The Fascinating Facts, Fiction, and Frustrations of Family History and My Obsessive Desire to Possess Them All.

Wednesday, October 7, 2015

Serendipity and Jesse James



My 3x Great Grandmother is Amanda Samira James.  She was born August 27 1829 to William Jacob James and Catherine Yount in Cape Girardeau County, Missouri.  Being of the James family in Missouri one’s natural curiosity is to discover a relationship to the most famous of Missouri James’ – the notorious Jesse James.  I was on the hunt.
 
Courtesy Library of Congress


After a thorough, exhausting search of Jesse’s family history (just kidding, I read his Wikipedia entry), I found Jesse’s family was from Virginia, via Kentucky, and settled in the Kansas City area where Jesse and his brother Frank were born.   https://en.wikipedia.org/wiki/Jesse_James  As my James family was from North Carolina to Southeast Missouri, I was content there was no close familial relationship.

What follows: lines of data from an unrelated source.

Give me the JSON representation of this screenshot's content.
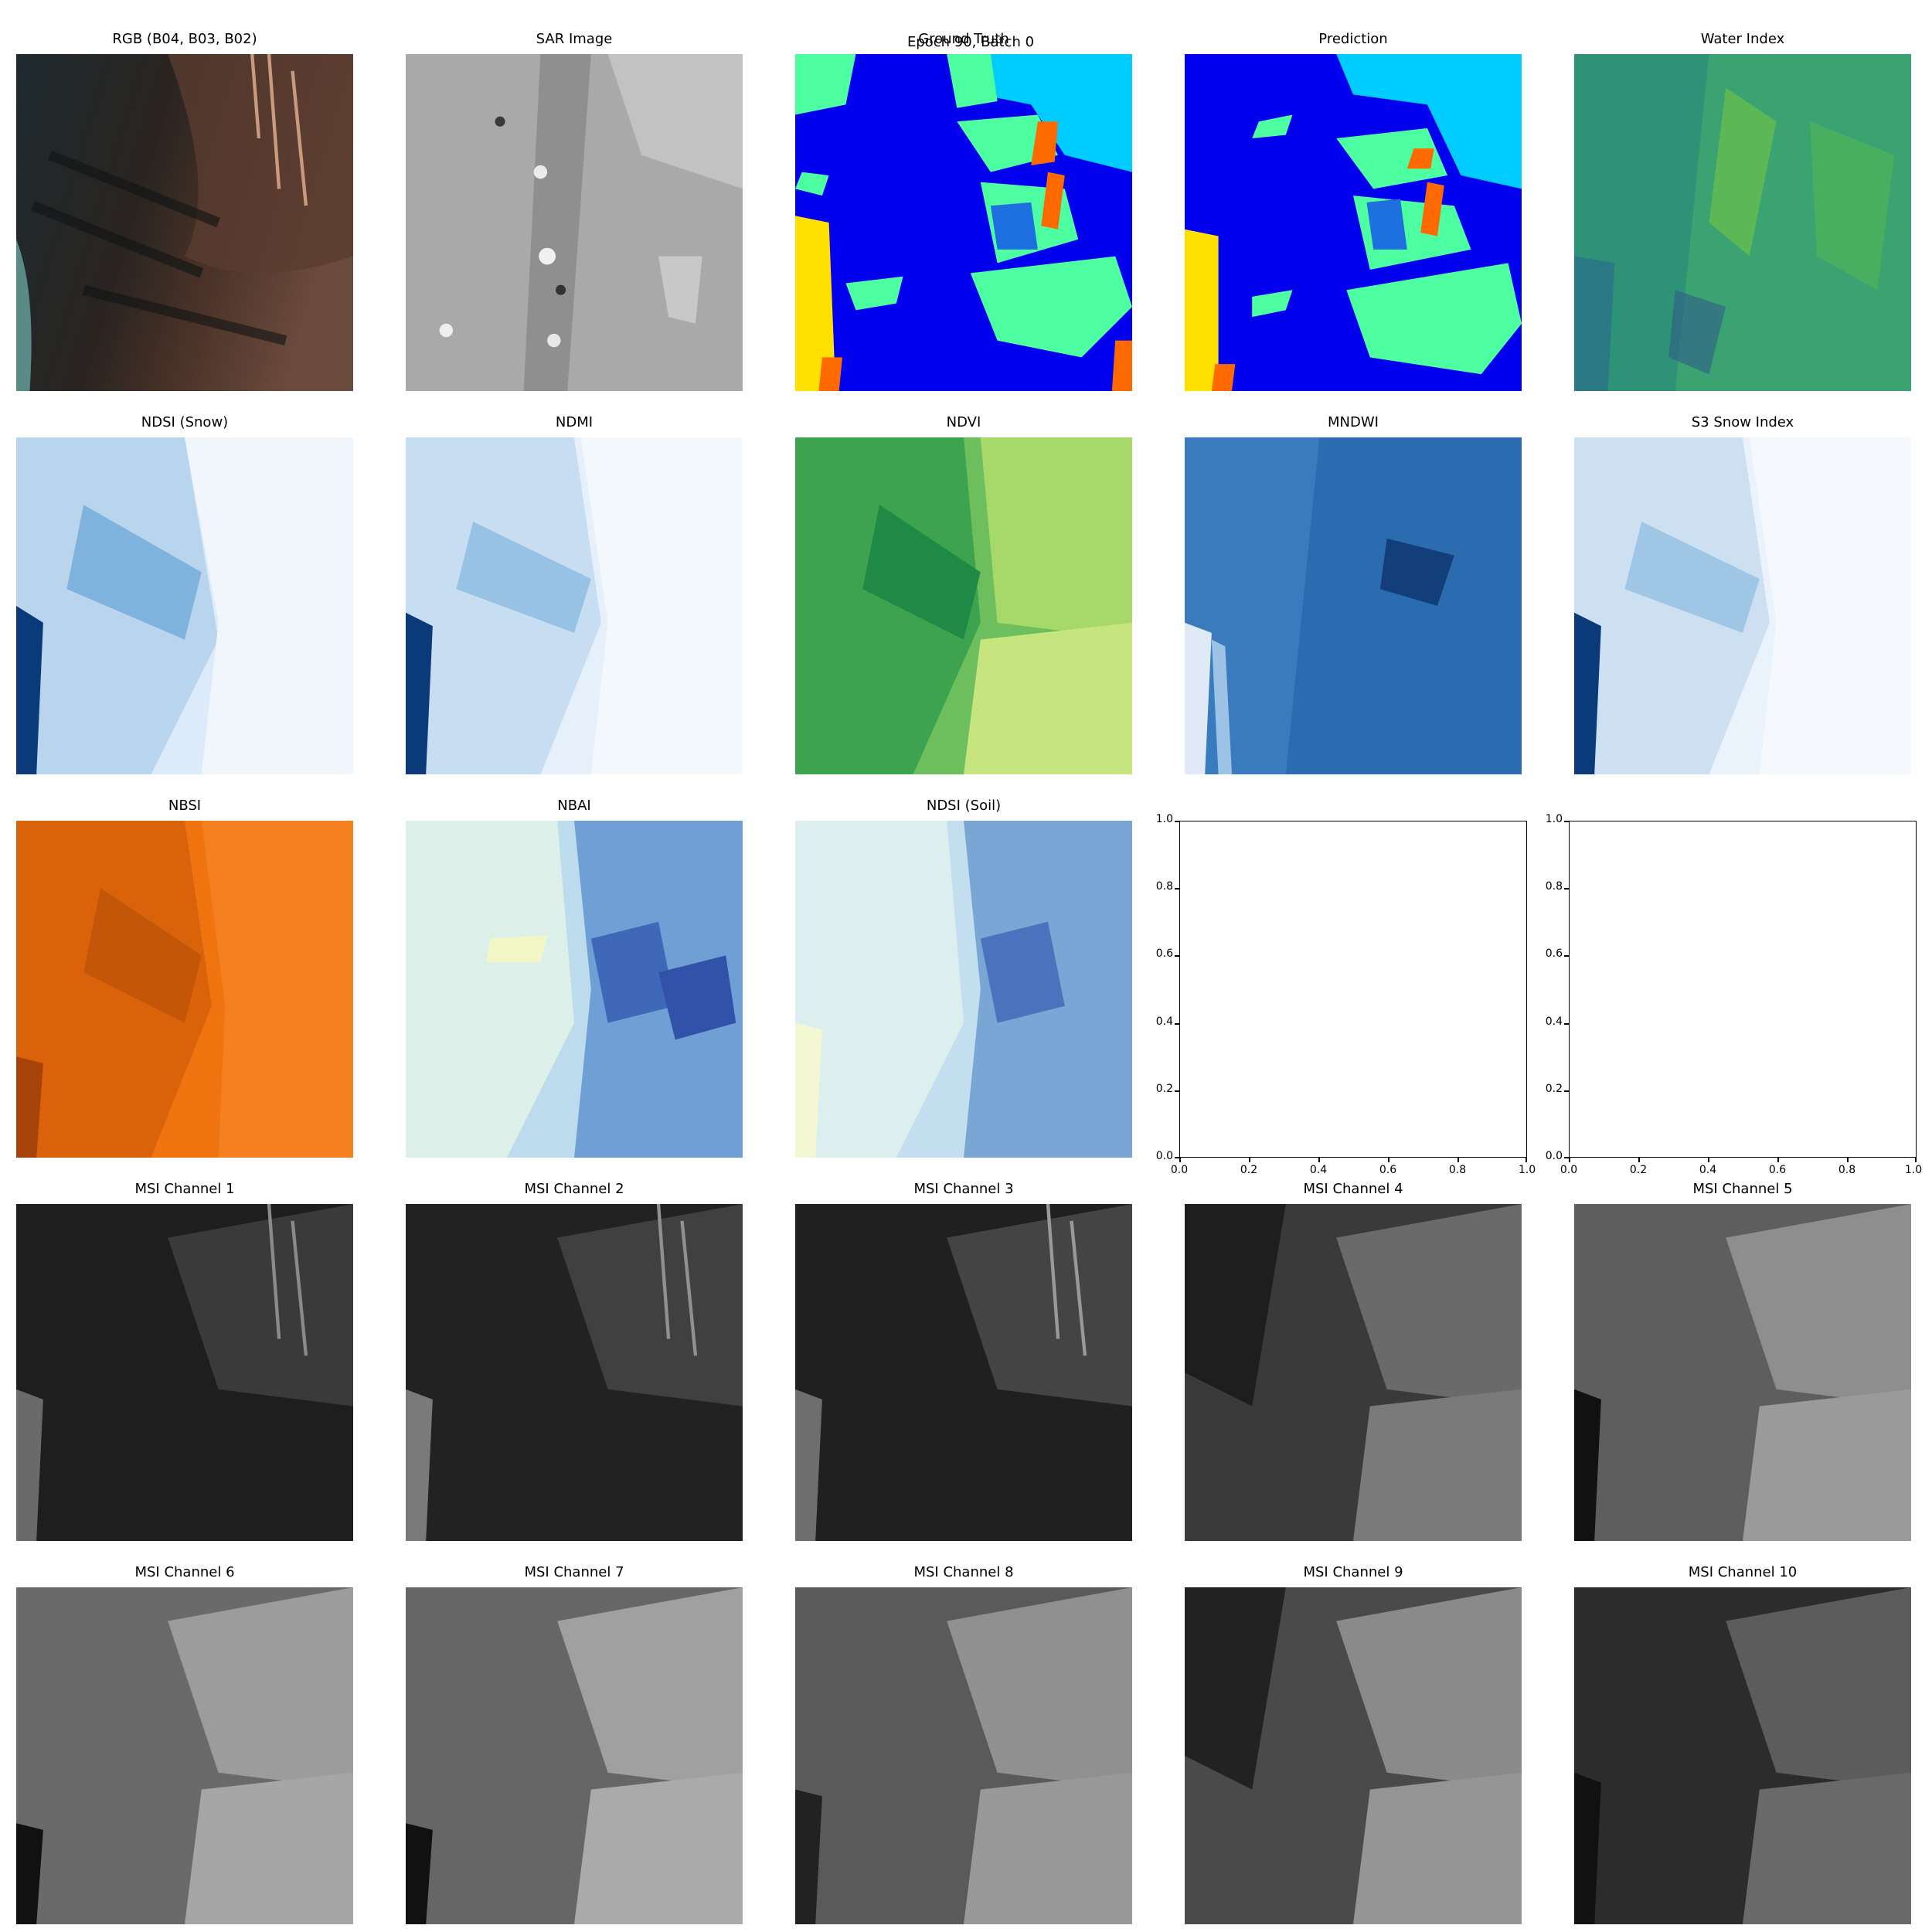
{
  "figure": {
    "suptitle": "Epoch 90, Batch 0"
  },
  "panels": [
    {
      "title": "RGB (B04, B03, B02)",
      "kind": "rgb"
    },
    {
      "title": "SAR Image",
      "kind": "sar"
    },
    {
      "title": "Ground Truth",
      "kind": "gt"
    },
    {
      "title": "Prediction",
      "kind": "pred"
    },
    {
      "title": "Water Index",
      "kind": "water"
    },
    {
      "title": "NDSI (Snow)",
      "kind": "blues"
    },
    {
      "title": "NDMI",
      "kind": "blues-light"
    },
    {
      "title": "NDVI",
      "kind": "ndvi"
    },
    {
      "title": "MNDWI",
      "kind": "mndwi"
    },
    {
      "title": "S3 Snow Index",
      "kind": "blues-light"
    },
    {
      "title": "NBSI",
      "kind": "nbsi"
    },
    {
      "title": "NBAI",
      "kind": "nbai"
    },
    {
      "title": "NDSI (Soil)",
      "kind": "nbai"
    },
    {
      "title": "MSI Channel 1",
      "kind": "gray-dark"
    },
    {
      "title": "MSI Channel 2",
      "kind": "gray-dark"
    },
    {
      "title": "MSI Channel 3",
      "kind": "gray-dark"
    },
    {
      "title": "MSI Channel 4",
      "kind": "gray-mid"
    },
    {
      "title": "MSI Channel 5",
      "kind": "gray-light"
    },
    {
      "title": "MSI Channel 6",
      "kind": "gray-light"
    },
    {
      "title": "MSI Channel 7",
      "kind": "gray-light"
    },
    {
      "title": "MSI Channel 8",
      "kind": "gray-mid"
    },
    {
      "title": "MSI Channel 9",
      "kind": "gray-mid"
    },
    {
      "title": "MSI Channel 10",
      "kind": "gray-dark"
    }
  ],
  "empty_axes": {
    "tick_labels": [
      "0.0",
      "0.2",
      "0.4",
      "0.6",
      "0.8",
      "1.0"
    ]
  }
}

Sometime later I was perusing the cemetery listing of my Great Grandmother Sophia Heitman Robinson.  She is buried in the Patton Cemetery in Patton, Missouri.  There also was a listing for Edward O’Kelley.  This struck me as odd as Patton citizens were generally of German descent.  Also it rang a bell in my own genealogy.  Turns out Sophia’s sister Rosanna married Zachariah O’Kelley in 1882.  Zachariah and Edward were brothers.  Edward’s Find-A-Grave listing proved interesting.  http://www.findagrave.com/cgi-bin/fg.cgi?page=gr&GRid=30175351
 
It turns out Edward was the man that killed Bob Ford, the man that killed Jesse James. 

Edward Capehart O'Kelley
https://en.wikipedia.org/wiki/File:Ed_O'Kelley.jpg
 
The story of Jesse James and Bob Ford is well known.  Ford was a member of the James-Younger gang and a trusted friend of the James family.  However, Ford made a deal with the Missouri Governor for his amnesty by killing Jesse.  Ford shot an unarmed Jesse when he was hanging a picture in his house.  Ford collected the $5000 reward and moved to Colorado.

How Edward was connected to the James-Younger gang is somewhat cloudy.  Some reports say Edward married into the Younger family.  Some say he ran with the outlaw gang at some point.  Whatever his motivations, Edward sought revenge for Jesse’s murder.   

Rock Island Argus
June 9 1892

Newspaper accounts of Bob Ford’s murder in 1892 indicate that Edward waited for Bob to open his saloon for the day, called out to him, and gunned him down as he turned around.  Unfortunately for Edward, he was not seen as the avenging angel he thought himself to be.  He was arrested and imprisoned for the murder. 
Edward was incarcerated for several years and upon his release drifted to Oklahoma.  There Edward was killed in a shoot-out with police.  Edward is buried in Oklahoma City. 

He has a memorial marker in Patton, Missouri erected by his family.  

 



















So while I’m not related to Jesse James, the brother-in-law of my great-grandaunt is the man that killed the man that killed Jesse James.